In northern and central Portugal, forecasts also flagged heavy snowfall and strong winds. That unusual mix — blizzards in the interior, floods on the coast — underlined a fundamental truth of climate-driven weather systems: they can hit multiple sectors at once, complicating rescue and recovery.

Why the floods feel both local and global

Anyone who has watched the storms rolling in from the Atlantic over the past decade knows they are not just meteorological events — they are climate signals. Scientists say human-driven warming increases the atmosphere’s capacity to hold moisture (a relationship often summarised as roughly 7% more water vapor per degree Celsius of warming). That physics translates into heavier, sometimes more concentrated rainfall when conditions are right.

“We are not saying every storm is caused solely by climate change, but we are seeing a clear trend: extreme precipitation events are becoming more frequent and more intense,” explained Dr. Elena Ruiz, a climate scientist at the University of Seville. “When you combine saturated soils with a very moist air mass, you get precisely what we are witnessing: systems that have less place to put the water.”

Spain’s recent history has been sobering. In October 2024, the country endured some of its deadliest floods in decades, with more than 230 lives lost, mostly in the east. Those losses are not just statistics; they have reshaped communities, municipal budgets and the way planners think about river corridors, urban drainage and emergency shelters.

More than a storm: questions for a wetter future

As the rain eased and rescue teams tally damage, two questions hang in the Andalusian air: how to rebuild, and how to prepare. Will towns invest in floodplain restoration and upgraded drainage? Will transportation networks be reimagined so trains and buses are less vulnerable when the roads are underwater?

Local officials say there is a growing appetite for change. “We need to rethink infrastructure as something alive,” said María López, an official at the regional government, standing beneath a newspaper awning while rain slit the sky. “Concrete is not enough; we need wetlands, permeable pavements, smarter land use. It is expensive, yes, but the cost of doing nothing is higher.”

In the markets and plazas of Andalusia, recovery will be practical and intimate: drying out rooms, salvaging tiles, bringing in pumps, replanting terraces. But there is also a deeper cultural resilience — a willingness to gather, to talk over coffee and share resources. That communal muscle will be tested in the months ahead.

So what does a storm like Leonardo ask of us, beyond umbrellas and sandbags? It asks us to imagine a landscape designed for water, to invest in warning systems and to treat climate risk as part of everyday life. It asks, perhaps, whether our modern towns and transport networks can survive a pattern of weather that is becoming less predictable and more extreme.

As you read this, think of the plazas where children play, the orange trees by the roadside, the terraces cut into hillsides — and imagine how they fare when the sky decides to pour. What would you change in your town if the next downpour could be as fierce as Leonardo?

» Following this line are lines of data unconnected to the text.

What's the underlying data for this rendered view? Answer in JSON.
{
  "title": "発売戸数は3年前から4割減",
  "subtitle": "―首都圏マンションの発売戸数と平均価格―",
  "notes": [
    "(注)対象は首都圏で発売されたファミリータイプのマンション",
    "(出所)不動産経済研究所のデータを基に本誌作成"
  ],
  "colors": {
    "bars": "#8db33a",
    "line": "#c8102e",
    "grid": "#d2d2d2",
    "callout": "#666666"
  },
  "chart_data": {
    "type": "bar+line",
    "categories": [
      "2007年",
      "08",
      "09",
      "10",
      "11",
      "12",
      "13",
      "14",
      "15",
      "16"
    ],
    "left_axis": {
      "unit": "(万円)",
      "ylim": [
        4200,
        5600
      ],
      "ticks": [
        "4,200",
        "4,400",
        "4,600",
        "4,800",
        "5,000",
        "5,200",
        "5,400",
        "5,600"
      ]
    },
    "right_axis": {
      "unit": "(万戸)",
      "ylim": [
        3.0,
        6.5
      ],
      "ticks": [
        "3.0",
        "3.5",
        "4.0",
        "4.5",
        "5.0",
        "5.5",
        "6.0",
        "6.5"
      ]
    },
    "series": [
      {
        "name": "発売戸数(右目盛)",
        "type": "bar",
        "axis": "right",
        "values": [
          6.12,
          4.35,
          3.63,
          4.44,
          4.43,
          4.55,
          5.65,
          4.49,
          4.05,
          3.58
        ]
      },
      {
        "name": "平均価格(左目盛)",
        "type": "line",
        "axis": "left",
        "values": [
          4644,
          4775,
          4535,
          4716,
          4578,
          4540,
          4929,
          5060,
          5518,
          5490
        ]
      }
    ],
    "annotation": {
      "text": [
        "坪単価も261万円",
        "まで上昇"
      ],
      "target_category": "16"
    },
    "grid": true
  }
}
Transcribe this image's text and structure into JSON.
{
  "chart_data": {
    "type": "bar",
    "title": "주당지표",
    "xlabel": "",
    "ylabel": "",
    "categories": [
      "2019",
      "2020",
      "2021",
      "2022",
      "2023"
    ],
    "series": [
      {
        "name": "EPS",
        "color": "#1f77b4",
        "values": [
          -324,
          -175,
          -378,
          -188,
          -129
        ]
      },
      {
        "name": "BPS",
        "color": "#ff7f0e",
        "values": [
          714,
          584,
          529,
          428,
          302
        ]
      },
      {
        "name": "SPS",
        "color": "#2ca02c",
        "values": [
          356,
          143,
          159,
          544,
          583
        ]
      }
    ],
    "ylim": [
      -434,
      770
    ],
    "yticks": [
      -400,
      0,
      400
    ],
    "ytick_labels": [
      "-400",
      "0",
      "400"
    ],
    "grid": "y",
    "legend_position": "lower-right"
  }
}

  • 119.3 mm — Spain’s January rainfall, 85% above the 1992–2020 average.
  • Over 230 — people killed in Spain’s October 2024 floods, according to official reports.
  • 3,000 troops and 42 inflatable boats — Portuguese emergency forces deployed ahead of worsening conditions.

Leonardo will pass. The rain will slow, the rivers will recede, and life will resume its orbit. But storms like this leave a memory and a ledger: a list of repairs, a count of losses, and a growing conviction that in a warmer world, weather is not simply something that happens to us — it is a force that demands our attention, our planning, and our care.